The Yoda of son jarocho was in town the other day. 81 year-old Don Andres Vega Delfin - he's more than earned the three letter title - was in L.A. from Veracruz with his quartet Mono Blanco.
Son jarocho's ukelele-looking guitar, the jarana, is everywhere in California. It's become the de rigueur instrument for the current generation of college - age activist Chicanos.
I've written a few times about son jarocho in this space, and I didn't really want to write anything else about it for a while but it just keeps pulling me back in. I knew I had to after I walked into Jones Coffee in Pasadena for the Don Andres show and a young Latina told me a Facebook friend said son jarocho was everywhere this summer. You can't turn around without running into a jarana. That same night Las Cafeteras were performing in Macarthur Park, and I was told Cesar Castro- a Veracruz transplant who's influencing the musicians born and raised in L.A. - was playing with his group Cambalache somewhere in L.A.

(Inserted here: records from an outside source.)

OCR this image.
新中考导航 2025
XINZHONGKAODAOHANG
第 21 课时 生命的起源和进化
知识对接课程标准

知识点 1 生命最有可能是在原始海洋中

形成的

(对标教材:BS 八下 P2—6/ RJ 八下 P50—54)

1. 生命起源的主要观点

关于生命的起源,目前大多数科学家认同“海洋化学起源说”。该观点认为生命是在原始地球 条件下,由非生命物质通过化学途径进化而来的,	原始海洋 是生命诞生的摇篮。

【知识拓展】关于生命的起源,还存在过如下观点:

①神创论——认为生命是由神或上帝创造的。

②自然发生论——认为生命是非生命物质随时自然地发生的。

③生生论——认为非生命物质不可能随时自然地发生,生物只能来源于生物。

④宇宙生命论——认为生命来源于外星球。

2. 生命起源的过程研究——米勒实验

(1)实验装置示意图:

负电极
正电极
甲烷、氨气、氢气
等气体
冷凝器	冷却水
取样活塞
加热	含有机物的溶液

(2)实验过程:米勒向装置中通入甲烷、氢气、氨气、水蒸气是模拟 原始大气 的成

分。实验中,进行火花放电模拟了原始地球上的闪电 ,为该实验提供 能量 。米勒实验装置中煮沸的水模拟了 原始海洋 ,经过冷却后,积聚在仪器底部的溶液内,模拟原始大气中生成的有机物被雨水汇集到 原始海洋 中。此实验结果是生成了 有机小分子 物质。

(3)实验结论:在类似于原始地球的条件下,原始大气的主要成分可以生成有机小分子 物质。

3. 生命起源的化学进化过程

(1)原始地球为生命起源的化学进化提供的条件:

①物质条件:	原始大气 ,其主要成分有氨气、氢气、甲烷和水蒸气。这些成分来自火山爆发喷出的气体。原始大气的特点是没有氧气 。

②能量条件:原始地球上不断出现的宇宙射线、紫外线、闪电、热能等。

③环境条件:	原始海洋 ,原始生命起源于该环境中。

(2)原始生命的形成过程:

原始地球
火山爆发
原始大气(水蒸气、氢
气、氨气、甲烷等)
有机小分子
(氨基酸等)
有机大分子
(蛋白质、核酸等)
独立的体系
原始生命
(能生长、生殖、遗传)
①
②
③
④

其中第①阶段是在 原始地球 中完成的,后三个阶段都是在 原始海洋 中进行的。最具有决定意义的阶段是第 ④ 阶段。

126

It certainly seems that this is the time and the place for son jarocho. There's a critical mass of groups, some stick to the traditional Veracruz sound, there's plenty of DIY jarana players, while others take the music and fuse it in this great L.A. licuadora of sounds and influences. Las Cafeteras infuse their lyrics with cultural pride and corrido-like references to social changes.
In the interview I've included Don Andres told me that in the many times he's come to L.A. he's heard a lot of son jarocho, some of it good, some of it bad, a lot of it too fast. You gotta slow it down, he said. He's like Alexander Calder, creating art , and tapping into the spirits of his father and grandfather who'd paved the way for what he does. The string quartet music you hear in the background of the interview is the group that played Mendelssohn and some tangos before Don Andres got on stage.

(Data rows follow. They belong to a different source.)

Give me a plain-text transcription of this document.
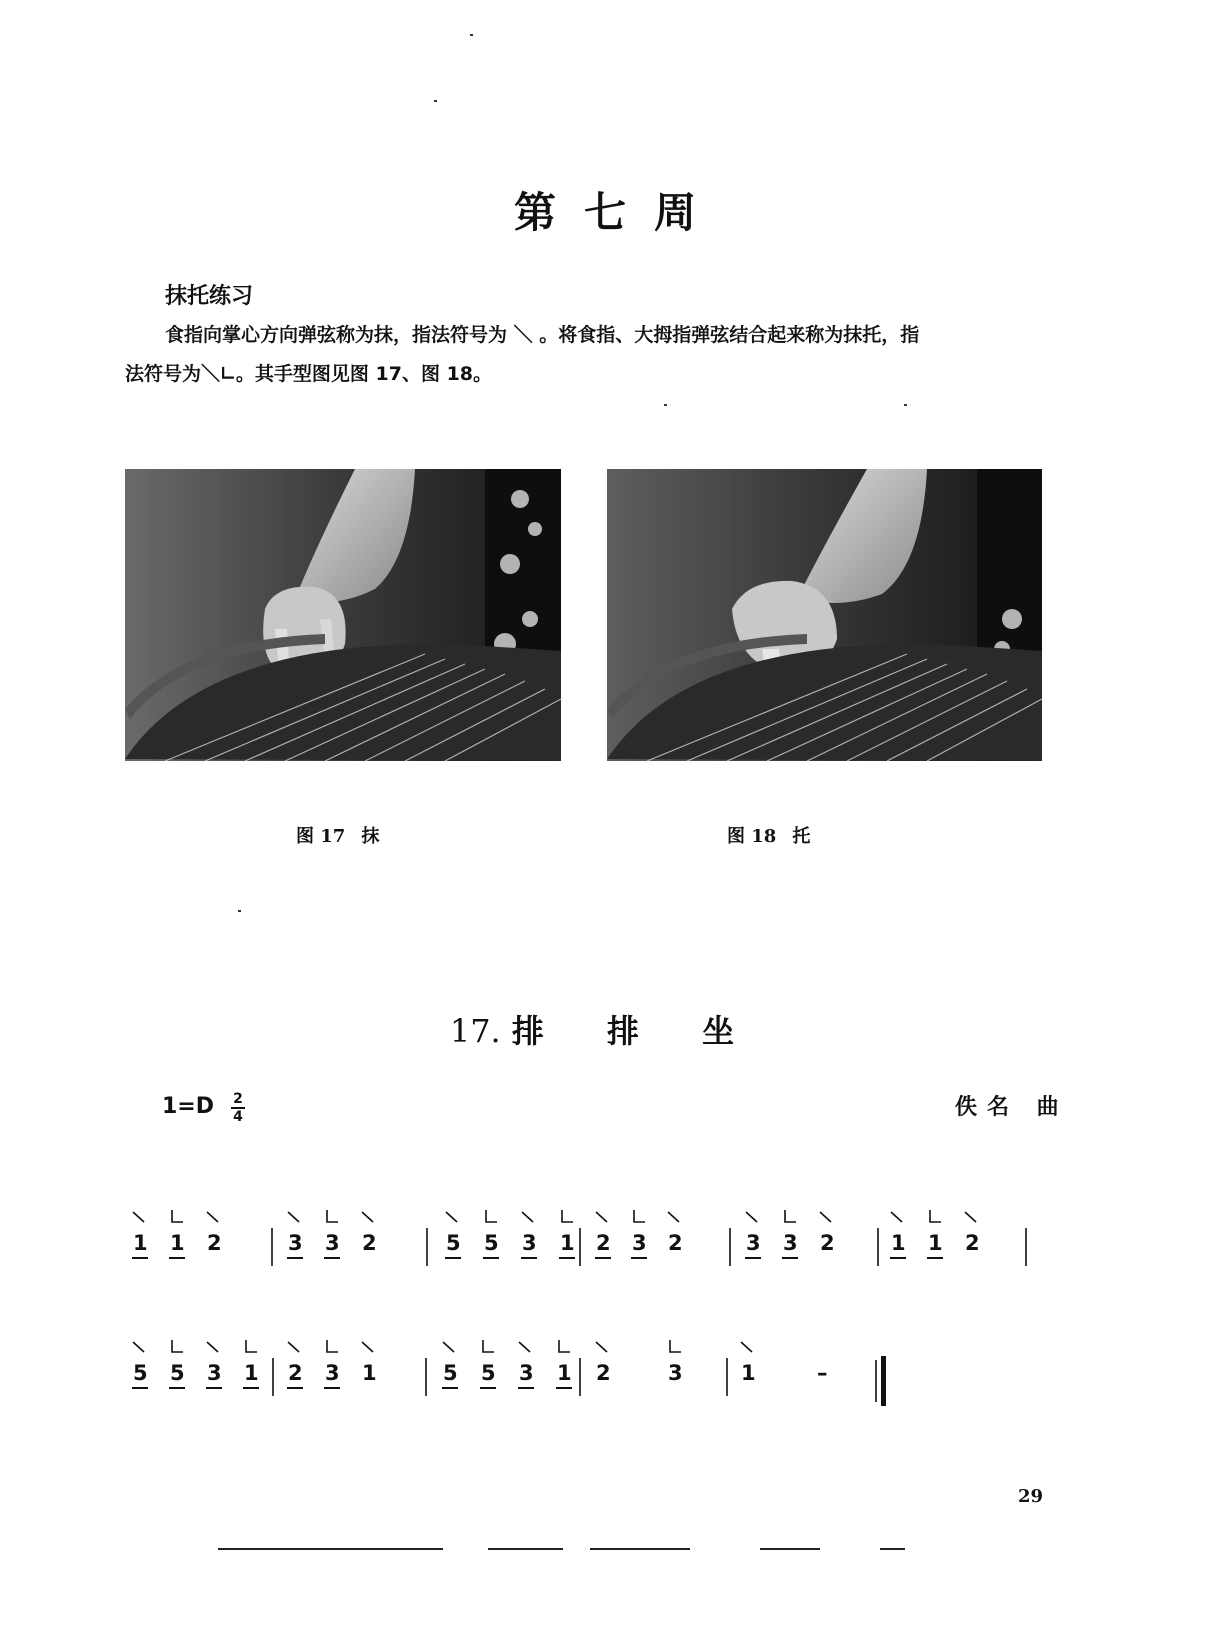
第七周
抹托练习
食指向掌心方向弹弦称为抹，指法符号为 ＼ 。将食指、大拇指弹弦结合起来称为抹托，指
法符号为＼∟。其手型图见图 17、图 18。
图 17 抹	图 18 托
17. 排 排 坐
1=D	2
4	佚名 曲
1 1 2	3 3 2	5 5 3 1 2 3 2	3 3 2	1 1 2
5 5 3 1 2 3 1	5 5 3 1 2	3	1	–
29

I wanted to ask first if son jarocho was more than music. I don't think I asked it right. Don Andres talked about the tarima, the wood riser that a female usually stomps on in percussive rhythm to accompany the guitars.
Son jarocho hasn't died, Don Andres said, the old musicians die but father passes it on to son and to grandkids. His granddaughter is the latest addition to the Mono Blanco band and she was there at Jones Coffee to perform.
What song reminds you of your father, I asked. El Pajaro Cu, he said, and he played it. That's the continuity he was talking about and it took me back a few years ago when I asked my father what his father's favorite song was. Tampico Hermosohe said, because it was a tour in song of his old stomping grounds in the northern part of Veracruz.
The advice Don Andres gives to the newbies picking up the jarana for the first time is to take the time to learn son jarocho from Veracruz. He doesn't hear many of these new musicians playing or knowing las raices del son, the root of the son from Veracruz. That observation opens up a much larger discussion about the authentic and about what happens to a musical form when it's taken from one location to another. In a new location it has to change, no? Son jarocho can meet punk rock on the Red Line and fall in love.
Or in some forms son jarocho, as a purely folkloric music can cure nostalgia, replenish the memories of the home country, and help heal the cuts of migration. Maybe it can keep people from going crazy. I think that's one of the reasons Don Andres was given a recognition in Lynwood about a week ago.
Son jarocho in Southern California will create its own authenticity. Its roots will find nourishment in the riverbeds of the Arroyo, the Santa Ana River, and Compton Creek. Some people pick up the jarana for a cultural longing. Others pick it up after years of studying other instruments and wonder if they can get down with son jarocho as well as they can with a Fender Stratocaster. I'd like to be there in a pre-dawn concert as a yet unborn jarana player plugs in his wood instrument and plays the Star Spangled Banner to welcome the new day.